Out in the west Texas town of El Paso, where bags of drugs are simply thrown over the border from Juarez to be retrieved from back yards on the US side, things almost took a turn for the worst. The City Council decided that the terrible violence of Juarez and its creep across the border needs to stop. But they didn’t call for helicopter gunships or paramilitary intervention; the failure of those sorts have tactics has become all to apparent. According to a recent Reuters report, the Mexican cartels have even infiltrated the DEA. They have the money and the arms to fight, and the profits are high enough to make it worthwhile. The violence in Juarez has reached epic proportions, so in a show of solidarity with their sister city, the El Paso City Council voted in favor of a resolution that included “an honest, open national debate on ending the prohibition of narcotics.”
Never mind that the resolution also called for clamping down on gun running and money laundering. It was the desire to debate, and perhaps focus less on incarceration for drug offenses that made the resolution go over like a lead Zeppelin. The Mayor vetoed it, and the council members started getting pressure from as high as the US Congress to shut the fuck up.
The standard means of the federal government to squash an open, honest debate about drugs and the laws which apply to them is to threaten state and local governments with withholding federal funds. El Paso was told, in no uncertain terms, that continuing with their call for debate jeopardized their slice of the bailout pie. The city council buckled and did not overturn the mayor’s veto of the resolution, though several members are furious about the intimidation tactics. As well they should be. It’s not as if they were voting to make narcotics legal in El Paso, they were only voting to discuss the issue.
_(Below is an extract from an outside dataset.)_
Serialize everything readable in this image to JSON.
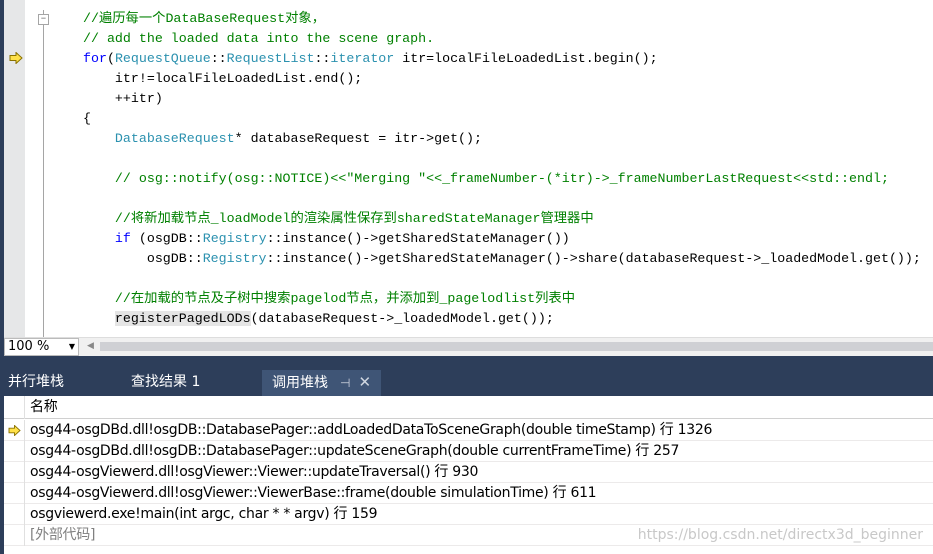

It is apparent to anyone with half of a brain (which excludes the majority of federal politicians) that the War on Drugs is an utter failure.
Civil liberty arguments go unheeded. Economic arguments from syndicated, conservative columnists go unheeded. Common sense goes unheeded.
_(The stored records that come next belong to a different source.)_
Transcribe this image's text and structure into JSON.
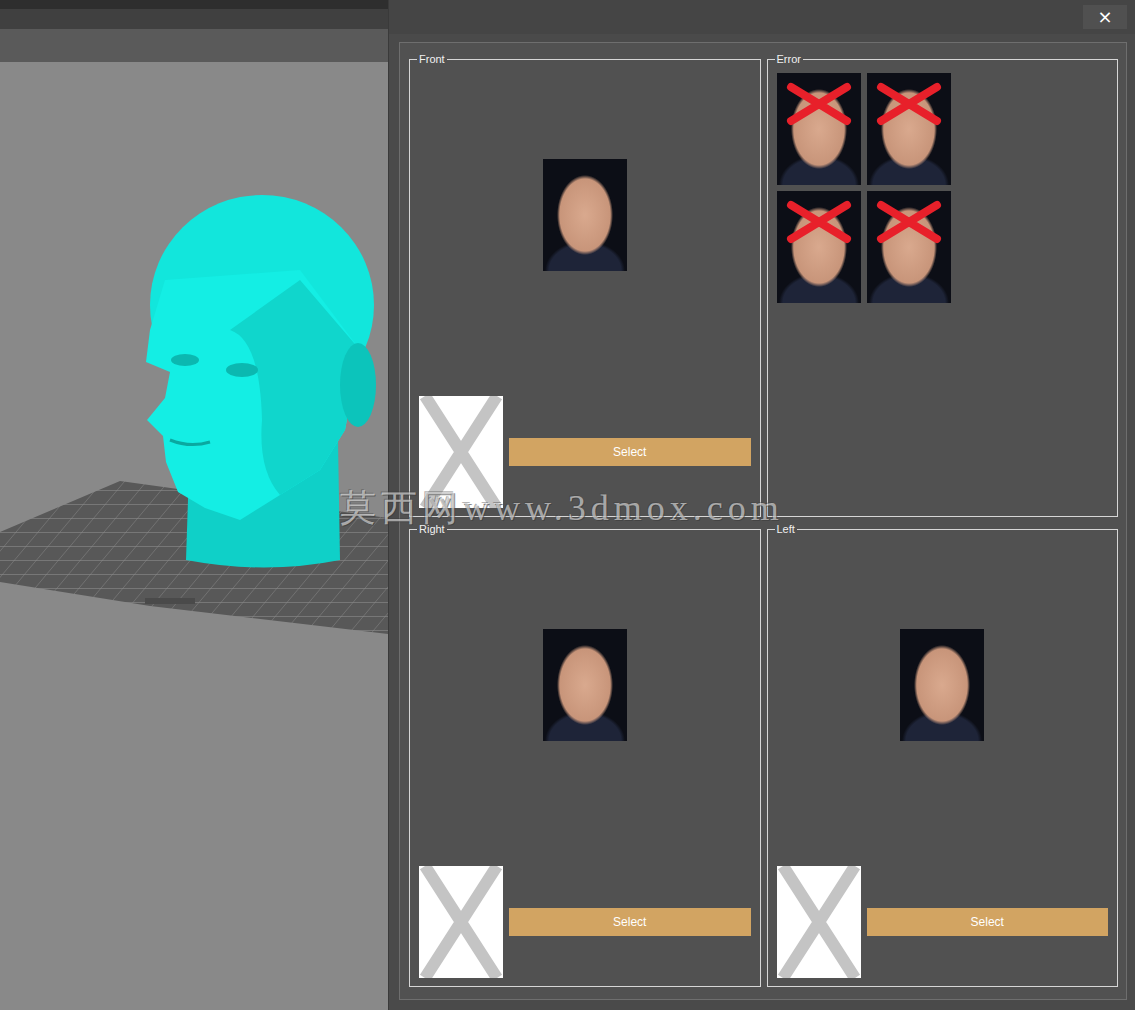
{
  "window": {
    "close": "×"
  },
  "watermark": "莫西网www.3dmox.com",
  "groups": [
    {
      "kind": "slot",
      "title": "Front",
      "button": "Select"
    },
    {
      "kind": "error",
      "title": "Error",
      "examples": [
        {
          "crossed": true
        },
        {
          "crossed": true
        },
        {
          "crossed": true
        },
        {
          "crossed": true
        }
      ]
    },
    {
      "kind": "slot",
      "title": "Right",
      "button": "Select"
    },
    {
      "kind": "slot",
      "title": "Left",
      "button": "Select"
    }
  ]
}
Even electoral arguments go completely unheeded. Mr. Obama is lucky that he was running against a grumpy old white man and not the evil dope, because in multiple states Marijuana initiatives surpassed his margin of victory. In Michigan, Obama won 57-41; proposition one (medical marijuana) passed 63-37.
Mr. Obama has, however, filled his cabinet with unrepentant drug warriors. From his Vice President, who is quite proud of foisting the office of Drug Tsar on his nation, to his pick for Attorney General who was Clinton’s point man in the escalation of the war on marijuana.
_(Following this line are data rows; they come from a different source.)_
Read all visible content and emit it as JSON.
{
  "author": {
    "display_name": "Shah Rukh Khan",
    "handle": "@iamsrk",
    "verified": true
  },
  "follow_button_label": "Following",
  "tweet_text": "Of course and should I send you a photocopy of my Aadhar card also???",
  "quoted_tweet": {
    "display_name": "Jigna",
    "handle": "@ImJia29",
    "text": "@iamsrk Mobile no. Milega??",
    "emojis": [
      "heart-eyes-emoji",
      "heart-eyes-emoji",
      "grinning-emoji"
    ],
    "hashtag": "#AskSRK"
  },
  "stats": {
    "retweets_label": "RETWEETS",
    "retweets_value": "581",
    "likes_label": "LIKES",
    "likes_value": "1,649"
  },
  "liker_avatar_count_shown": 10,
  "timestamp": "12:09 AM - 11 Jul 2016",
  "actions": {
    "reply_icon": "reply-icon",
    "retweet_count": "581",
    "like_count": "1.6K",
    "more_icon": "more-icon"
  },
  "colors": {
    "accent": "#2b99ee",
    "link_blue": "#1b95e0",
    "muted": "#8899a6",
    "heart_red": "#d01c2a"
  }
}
Some will argue that we have far bigger issues to tackle than drugs; i contend that when you’re faced with a long list of problems, solve the easiest ones first. Furthermore, to have an admitted user of illegal drugs hold the highest office in the land (proving once and for all that one can smoke pot and still grow up to be president) and prosecute others for the same behavior is beyond even standard, American hypocrisy.
But over and above all that, squelching debate is the most un-American activity that i can imagine.